Winston Churchill's family feared his fascination with the Islamic world would lead him to join the religion and urged him not to convert, a newly discovered letter has revealed.
The war-time prime minister is a popular symbol among far-right, anti-Islam groups such as the EDL, which has approvingly posted online a famous qoutation of his that condemns Islam.
But long before the Second World War, Churchill's future sister-in-law wrote to him in 1907 to protest his apparent fascination with Islam, reported in the British media.
Lady Gwendoline Bertie, who was about to marry Churchill's brother Jack, criticised his comment he wanted to be a "Pasha", a senior official within the Ottamon Empire.
“Please don’t become converted to Islam; I have noticed in your disposition a tendency to orientalise, Pasha-like tendencies, I really have," she wrote to him.
“If you come into contact with Islam your conversion might be effected with greater ease than you might have supposed, call of the blood, don’t you know what I mean, do fight against it.”
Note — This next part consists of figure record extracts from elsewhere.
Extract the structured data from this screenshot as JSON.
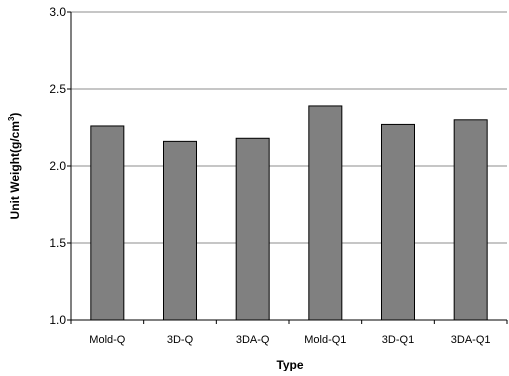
{
  "chart_data": {
    "type": "bar",
    "categories": [
      "Mold-Q",
      "3D-Q",
      "3DA-Q",
      "Mold-Q1",
      "3D-Q1",
      "3DA-Q1"
    ],
    "values": [
      2.26,
      2.16,
      2.18,
      2.39,
      2.27,
      2.3
    ],
    "xlabel": "Type",
    "ylabel_main": "Unit Weight(g/cm",
    "ylabel_sup": "3",
    "ylabel_end": ")",
    "ylim": [
      1.0,
      3.0
    ],
    "yticks": [
      "1.0",
      "1.5",
      "2.0",
      "2.5",
      "3.0"
    ],
    "ytick_values": [
      1.0,
      1.5,
      2.0,
      2.5,
      3.0
    ],
    "grid": true,
    "legend": "none",
    "bar_color": "#808080",
    "bar_edge_color": "#000000",
    "grid_color": "#8c8c8c"
  }
}
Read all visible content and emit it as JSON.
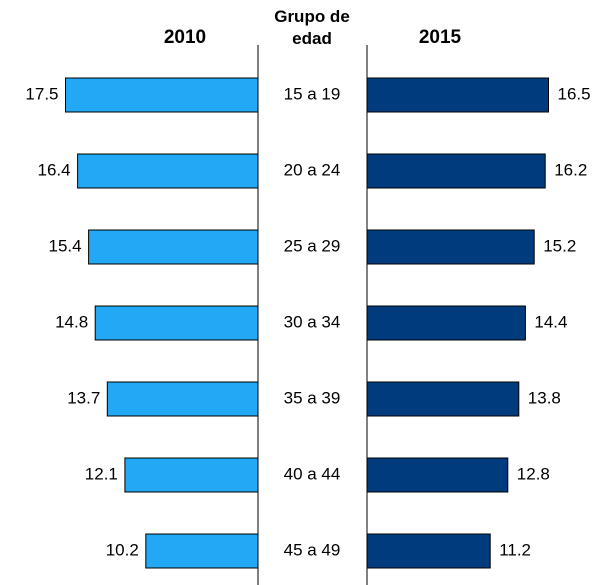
{
  "chart_data": {
    "type": "butterfly",
    "xlabel": "Grupo de edad",
    "categories": [
      "15 a 19",
      "20 a 24",
      "25 a 29",
      "30 a 34",
      "35 a 39",
      "40 a 44",
      "45 a 49"
    ],
    "series": [
      {
        "name": "2010",
        "color": "#22a8f4",
        "values": [
          17.5,
          16.4,
          15.4,
          14.8,
          13.7,
          12.1,
          10.2
        ]
      },
      {
        "name": "2015",
        "color": "#003b7d",
        "values": [
          16.5,
          16.2,
          15.2,
          14.4,
          13.8,
          12.8,
          11.2
        ]
      }
    ]
  }
}
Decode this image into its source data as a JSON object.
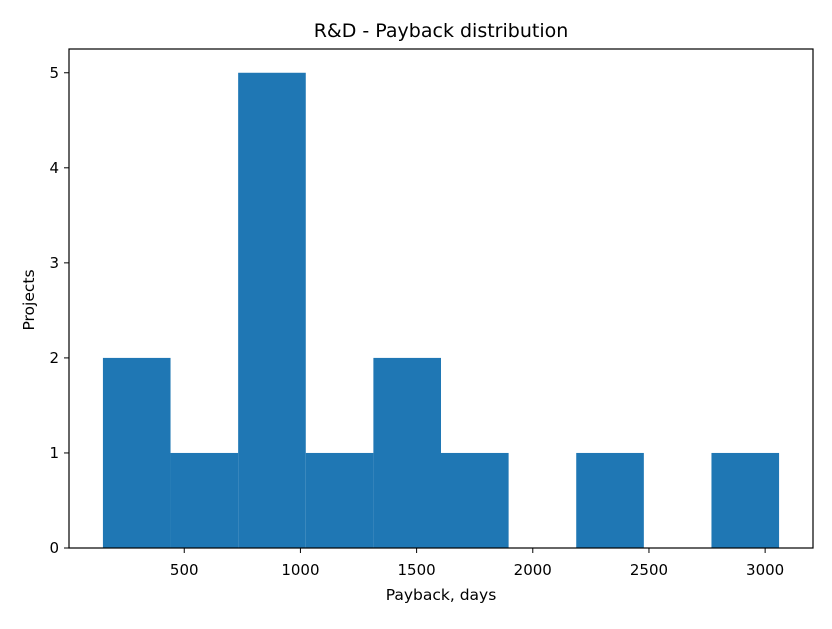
{
  "chart_data": {
    "type": "bar",
    "title": "R&D - Payback distribution",
    "xlabel": "Payback, days",
    "ylabel": "Projects",
    "bins": [
      {
        "start": 150,
        "end": 441,
        "count": 2
      },
      {
        "start": 441,
        "end": 732,
        "count": 1
      },
      {
        "start": 732,
        "end": 1023,
        "count": 5
      },
      {
        "start": 1023,
        "end": 1314,
        "count": 1
      },
      {
        "start": 1314,
        "end": 1605,
        "count": 2
      },
      {
        "start": 1605,
        "end": 1896,
        "count": 1
      },
      {
        "start": 1896,
        "end": 2187,
        "count": 0
      },
      {
        "start": 2187,
        "end": 2478,
        "count": 1
      },
      {
        "start": 2478,
        "end": 2769,
        "count": 0
      },
      {
        "start": 2769,
        "end": 3060,
        "count": 1
      }
    ],
    "xlim": [
      4,
      3206
    ],
    "ylim": [
      0,
      5.25
    ],
    "xticks": [
      500,
      1000,
      1500,
      2000,
      2500,
      3000
    ],
    "yticks": [
      0,
      1,
      2,
      3,
      4,
      5
    ],
    "bar_color": "#1f77b4",
    "grid": false,
    "legend": "none"
  }
}
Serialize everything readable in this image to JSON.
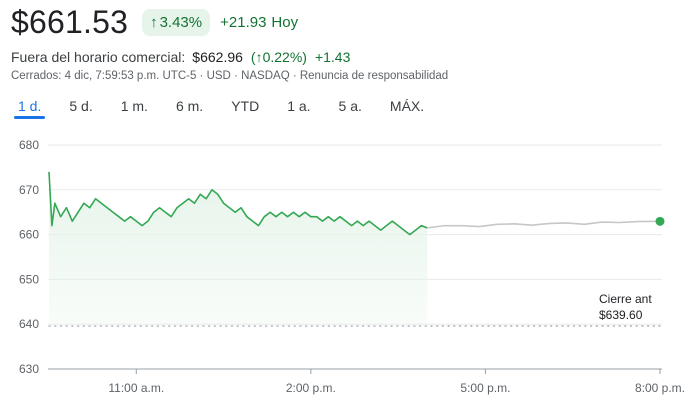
{
  "quote": {
    "price": "$661.53",
    "change_pct": "3.43%",
    "change_abs": "+21.93",
    "change_period": "Hoy",
    "up_color": "#137333",
    "arrow_icon": "arrow-up-icon"
  },
  "after_hours": {
    "label": "Fuera del horario comercial:",
    "price": "$662.96",
    "change_pct": "0.22%",
    "change_abs": "+1.43"
  },
  "meta": "Cerrados: 4 dic, 7:59:53 p.m. UTC-5 · USD · NASDAQ · Renuncia de responsabilidad",
  "tabs": [
    {
      "label": "1 d.",
      "active": true
    },
    {
      "label": "5 d."
    },
    {
      "label": "1 m."
    },
    {
      "label": "6 m."
    },
    {
      "label": "YTD"
    },
    {
      "label": "1 a."
    },
    {
      "label": "5 a."
    },
    {
      "label": "MÁX."
    }
  ],
  "chart_data": {
    "type": "line",
    "ylim": [
      630,
      680
    ],
    "yticks": [
      630,
      640,
      650,
      660,
      670,
      680
    ],
    "xlim_hours": [
      9.5,
      20.0
    ],
    "xticks": [
      {
        "t": 11,
        "label": "11:00 a.m."
      },
      {
        "t": 14,
        "label": "2:00 p.m."
      },
      {
        "t": 17,
        "label": "5:00 p.m."
      },
      {
        "t": 20,
        "label": "8:00 p.m."
      }
    ],
    "previous_close": {
      "label": "Cierre ant",
      "value_label": "$639.60",
      "value": 639.6
    },
    "colors": {
      "regular": "#34a853",
      "after_hours": "#c7c7c7",
      "fill": "#e6f4ea",
      "dot": "#34a853"
    },
    "series": [
      {
        "session": "regular",
        "x": [
          9.5,
          9.55,
          9.6,
          9.7,
          9.8,
          9.9,
          10.0,
          10.1,
          10.2,
          10.3,
          10.4,
          10.5,
          10.6,
          10.7,
          10.8,
          10.9,
          11.0,
          11.1,
          11.2,
          11.3,
          11.4,
          11.5,
          11.6,
          11.7,
          11.8,
          11.9,
          12.0,
          12.1,
          12.2,
          12.3,
          12.4,
          12.5,
          12.6,
          12.7,
          12.8,
          12.9,
          13.0,
          13.1,
          13.2,
          13.3,
          13.4,
          13.5,
          13.6,
          13.7,
          13.8,
          13.9,
          14.0,
          14.1,
          14.2,
          14.3,
          14.4,
          14.5,
          14.6,
          14.7,
          14.8,
          14.9,
          15.0,
          15.1,
          15.2,
          15.3,
          15.4,
          15.5,
          15.6,
          15.7,
          15.8,
          15.9,
          16.0
        ],
        "y": [
          674,
          662,
          667,
          664,
          666,
          663,
          665,
          667,
          666,
          668,
          667,
          666,
          665,
          664,
          663,
          664,
          663,
          662,
          663,
          665,
          666,
          665,
          664,
          666,
          667,
          668,
          667,
          669,
          668,
          670,
          669,
          667,
          666,
          665,
          666,
          664,
          663,
          662,
          664,
          665,
          664,
          665,
          664,
          665,
          664,
          665,
          664,
          664,
          663,
          664,
          663,
          664,
          663,
          662,
          663,
          662,
          663,
          662,
          661,
          662,
          663,
          662,
          661,
          660,
          661,
          662,
          661.5
        ]
      },
      {
        "session": "after_hours",
        "x": [
          16.0,
          16.3,
          16.6,
          16.9,
          17.2,
          17.5,
          17.8,
          18.1,
          18.4,
          18.7,
          19.0,
          19.3,
          19.6,
          20.0
        ],
        "y": [
          661.5,
          662,
          662,
          661.8,
          662.3,
          662.4,
          662.1,
          662.5,
          662.6,
          662.3,
          662.8,
          662.7,
          662.9,
          662.96
        ]
      }
    ]
  }
}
Churchill, who was not particularly religious as an adult, never considered converting to the religion, according to the Cambridge University historian who unearthed the letter
Dr Warren Dockter told the British media: "He was more or less an atheist by this time anyway. He did however have a fascination with Islamic culture which was common among Victorians."
Churchill's 1899 book 'The River War', about Britain's war in Sudan in the late 19th-century, includes a passage condemning Islam that says: "No stronger retrograde force exists in the world. Far from being moribund, Mohammedanism is a militant and proselytising faith."
In April, a candidate for the European elections was arrested after someone called the police as he read the passage on the steps of the Guildhall in Winchester.
Paul Weston, who stood for fringe party Liberty GB, was arrested for failing to disperse and on suspicion of inciting religious or racial harassment.
No further action was taken against him.
Dr Dockter, who helped Boris Johnson research his book on Churchill, discovered the 1907 letter to the future prime minister as part of his research for his forthcoming book 'Winston Churchill and the Islamic World: Orientalism, Empire and Diplomacy in the Middle East'.
In the book Dr Dockter says: "(Churchill's) views of Islamic people and culture were an often paradoxical and complex combination of imperialist perceptions composed of typical orientalist ideals fused with the respect, understanding and magnanimity he had gained from his experiences in his early military career, creating a perspective that was uniquely Churchillian.”